The twice-yearly Fashion Week events become a logistical nightmare as fashion houses cull the line, set up the runway show, handle coked-up models, and court out-of-town buyers. You get to see those scenes in “Killer Look.”
So before you can shout “Calvin Klein,” Alex is in the middle of investigating the suicide now proven to be murder. She’s still on leave, so her activities are sub rosa, and, well, it’s not even her case.
But her longtime buds, boyfriend Mike Chapman and investigator Mercer Wallace, while excellent cops, know bupkis about fashion, while Alex is a savant and actually owns some pieces of WolfWear, the dead man’s upscale line.

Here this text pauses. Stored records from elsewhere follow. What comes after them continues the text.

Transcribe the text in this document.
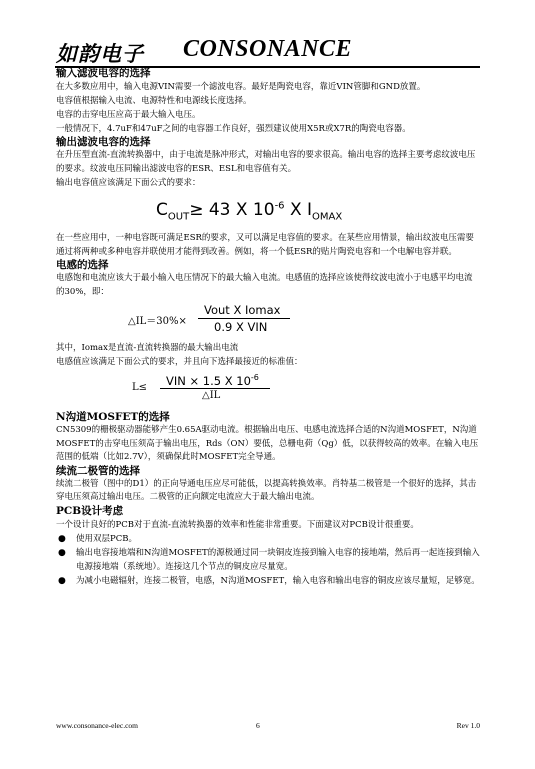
如韵电子 CONSONANCE

输入滤波电容的选择

在大多数应用中，输入电源VIN需要一个滤波电容。最好是陶瓷电容，靠近VIN管脚和GND放置。

电容值根据输入电流、电源特性和电源线长度选择。

电容的击穿电压应高于最大输入电压。

一般情况下，4.7uF和47uF之间的电容器工作良好，强烈建议使用X5R或X7R的陶瓷电容器。

输出滤波电容的选择

在升压型直流-直流转换器中，由于电流是脉冲形式，对输出电容的要求很高。输出电容的选择主要考虑纹波电压的要求。纹波电压同输出滤波电容的ESR、ESL和电容值有关。

输出电容值应该满足下面公式的要求：

$C_{OUT}\ge 43$ X $10^{-6}$ X $I_{OMAX}$

在一些应用中，一种电容既可满足ESR的要求，又可以满足电容值的要求。在某些应用情景，输出纹波电压需要通过将两种或多种电容并联使用才能得到改善。例如，将一个低ESR的贴片陶瓷电容和一个电解电容并联。

电感的选择

电感饱和电流应该大于最小输入电压情况下的最大输入电流。电感值的选择应该使得纹波电流小于电感平均电流的30%，即：

△IL＝30%×
Vout X Iomax
0.9 X VIN

其中，Iomax是直流-直流转换器的最大输出电流

电感值应该满足下面公式的要求，并且向下选择最接近的标准值：

L≤ VIN × 1.5 X $10^{-6}$
△IL

N沟道MOSFET的选择

CN5309的栅极驱动器能够产生0.65A驱动电流。根据输出电压、电感电流选择合适的N沟道MOSFET，N沟道MOSFET的击穿电压须高于输出电压，Rds（ON）要低，总栅电荷（Qg）低，以获得较高的效率。在输入电压范围的低端（比如2.7V），须确保此时MOSFET完全导通。

续流二极管的选择

续流二极管（图中的D1）的正向导通电压应尽可能低，以提高转换效率。肖特基二极管是一个很好的选择，其击穿电压须高过输出电压。二极管的正向额定电流应大于最大输出电流。

PCB设计考虑

一个设计良好的PCB对于直流-直流转换器的效率和性能非常重要。下面建议对PCB设计很重要。

● 使用双层PCB。
● 输出电容接地端和N沟道MOSFET的源极通过同一块铜皮连接到输入电容的接地端，然后再一起连接到输入电源接地端（系统地）。连接这几个节点的铜皮应尽量宽。
● 为减小电磁辐射，连接二极管，电感，N沟道MOSFET，输入电容和输出电容的铜皮应该尽量短，足够宽。
www.consonance-elec.com	6	Rev 1.0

It turns out that Mr. Savage (né Velvel Savitski) had created both a fashion icon and a financial nightmare. WolfWear is on the ropes, and the sharks, in the form of an Asian trading company, are circling the brand. The fashion business is full of stories like this, high flyers after the spring show, running from Chapter XI before the fall line came out.
While Alex is tracking down clues, including a sliver of a button at the crime scene, we learn a) that Seventh Avenue was built on the backs of slaves who made military uniforms for the Civil War, and b) that while garment manufacturing left for low-wage climes decades ago, Manhattan still hosts a myriad of eclectic specialty businesses that make or stock only one product — buttons, bows, eyelets, etc. — the trimmings that design houses use in constructing their sample designs.
Turns out that Wolf was also good at begetting offspring, and two more kids, including the East River floater, turn up to join the family partners, the Asian bottom feeders, and WolfWear employees to offer a full array of potential suspects.
We adjourn to the Met for the final unraveling, though not without drama that leaves us gripping the edge of the runway.
“Killer Look” will be available at Island book retailers July 26.